Por todo ello, la jueza ha decretado una orden internacional de detención para Tomás Gimeno, por la presunta comisión de dos delitos de homicidio y otro contra la integridad moral en el ámbito de la violencia de género.

Búsqueda "inabordable"

La búsqueda de Gimeno es "inabordable". Así lo determinó el capitán del Alvariño, y así se lo hizo llegar a la autoridad judicial de las Islas Canarias, que ha desgranado los motivos.

El principal es la orografía de la zona, y para mostrarlo, el informe detalla en un gráfico en 3D cómo es el fondo marino en el que se estaba buscando a Tomás Gimeno.

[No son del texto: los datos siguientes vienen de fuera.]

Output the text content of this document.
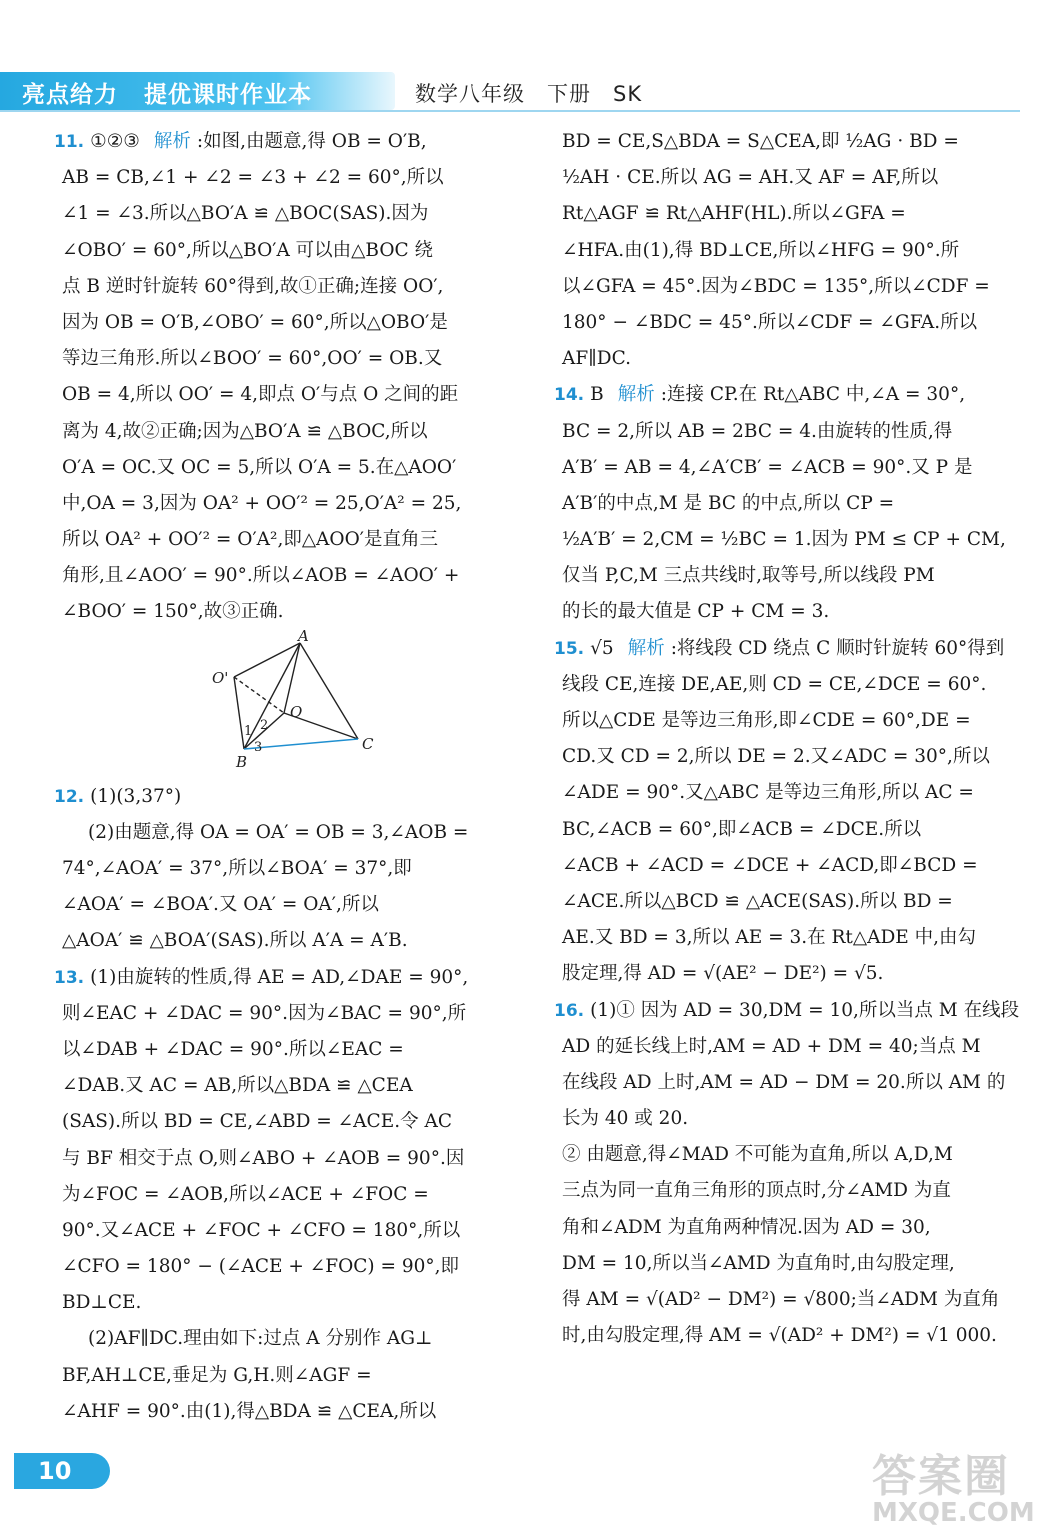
亮点给力 提优课时作业本	数学八年级 下册 SK
11. ①②③ 解析 :如图,由题意,得 OB = O′B,
AB = CB,∠1 + ∠2 = ∠3 + ∠2 = 60°,所以
∠1 = ∠3.所以△BO′A ≌ △BOC(SAS).因为
∠OBO′ = 60°,所以△BO′A 可以由△BOC 绕
点 B 逆时针旋转 60°得到,故①正确;连接 OO′,
因为 OB = O′B,∠OBO′ = 60°,所以△OBO′是
等边三角形.所以∠BOO′ = 60°,OO′ = OB.又
OB = 4,所以 OO′ = 4,即点 O′与点 O 之间的距
离为 4,故②正确;因为△BO′A ≌ △BOC,所以
O′A = OC.又 OC = 5,所以 O′A = 5.在△AOO′
中,OA = 3,因为 OA² + OO′² = 25,O′A² = 25,
所以 OA² + OO′² = O′A²,即△AOO′是直角三
角形,且∠AOO′ = 90°.所以∠AOB = ∠AOO′ +
∠BOO′ = 150°,故③正确.
A
O'
O
B
C
1 2
3
12. (1)(3,37°)
(2)由题意,得 OA = OA′ = OB = 3,∠AOB =
74°,∠AOA′ = 37°,所以∠BOA′ = 37°,即
∠AOA′ = ∠BOA′.又 OA′ = OA′,所以
△AOA′ ≌ △BOA′(SAS).所以 A′A = A′B.
13. (1)由旋转的性质,得 AE = AD,∠DAE = 90°,
则∠EAC + ∠DAC = 90°.因为∠BAC = 90°,所
以∠DAB + ∠DAC = 90°.所以∠EAC =
∠DAB.又 AC = AB,所以△BDA ≌ △CEA
(SAS).所以 BD = CE,∠ABD = ∠ACE.令 AC
与 BF 相交于点 O,则∠ABO + ∠AOB = 90°.因
为∠FOC = ∠AOB,所以∠ACE + ∠FOC =
90°.又∠ACE + ∠FOC + ∠CFO = 180°,所以
∠CFO = 180° − (∠ACE + ∠FOC) = 90°,即
BD⊥CE.
(2)AF∥DC.理由如下:过点 A 分别作 AG⊥
BF,AH⊥CE,垂足为 G,H.则∠AGF =
∠AHF = 90°.由(1),得△BDA ≌ △CEA,所以
BD = CE,S△BDA = S△CEA,即 ½AG · BD =
½AH · CE.所以 AG = AH.又 AF = AF,所以
Rt△AGF ≌ Rt△AHF(HL).所以∠GFA =
∠HFA.由(1),得 BD⊥CE,所以∠HFG = 90°.所
以∠GFA = 45°.因为∠BDC = 135°,所以∠CDF =
180° − ∠BDC = 45°.所以∠CDF = ∠GFA.所以
AF∥DC.
14. B 解析 :连接 CP.在 Rt△ABC 中,∠A = 30°,
BC = 2,所以 AB = 2BC = 4.由旋转的性质,得
A′B′ = AB = 4,∠A′CB′ = ∠ACB = 90°.又 P 是
A′B′的中点,M 是 BC 的中点,所以 CP =
½A′B′ = 2,CM = ½BC = 1.因为 PM ≤ CP + CM,
仅当 P,C,M 三点共线时,取等号,所以线段 PM
的长的最大值是 CP + CM = 3.
15. √5 解析 :将线段 CD 绕点 C 顺时针旋转 60°得到
线段 CE,连接 DE,AE,则 CD = CE,∠DCE = 60°.
所以△CDE 是等边三角形,即∠CDE = 60°,DE =
CD.又 CD = 2,所以 DE = 2.又∠ADC = 30°,所以
∠ADE = 90°.又△ABC 是等边三角形,所以 AC =
BC,∠ACB = 60°,即∠ACB = ∠DCE.所以
∠ACB + ∠ACD = ∠DCE + ∠ACD,即∠BCD =
∠ACE.所以△BCD ≌ △ACE(SAS).所以 BD =
AE.又 BD = 3,所以 AE = 3.在 Rt△ADE 中,由勾
股定理,得 AD = √(AE² − DE²) = √5.
16. (1)① 因为 AD = 30,DM = 10,所以当点 M 在线段
AD 的延长线上时,AM = AD + DM = 40;当点 M
在线段 AD 上时,AM = AD − DM = 20.所以 AM 的
长为 40 或 20.
② 由题意,得∠MAD 不可能为直角,所以 A,D,M
三点为同一直角三角形的顶点时,分∠AMD 为直
角和∠ADM 为直角两种情况.因为 AD = 30,
DM = 10,所以当∠AMD 为直角时,由勾股定理,
得 AM = √(AD² − DM²) = √800;当∠ADM 为直角
时,由勾股定理,得 AM = √(AD² + DM²) = √1 000.
10	答案圈
MXQE.COM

Lejos de ser un suelo llano, tiene hasta tres alturas. Es una zona "crítica", según los expertos. El motivo reside en que posee barrancos a diferentes alturas que pueden llegar a medir hasta 800 metros de profundidad. Además, expresan, el robot ya habría sufrido dos percances al intentar acceder a ellas, corriendo peligro su integridad.

Sobre ese fondo, el Alvariño ha recorrido más de 60 kilómetros y ha explorado casi 612.000 metros cuadrados. Allí es donde se pararon por última vez los motores de la embarcación de Gimeno.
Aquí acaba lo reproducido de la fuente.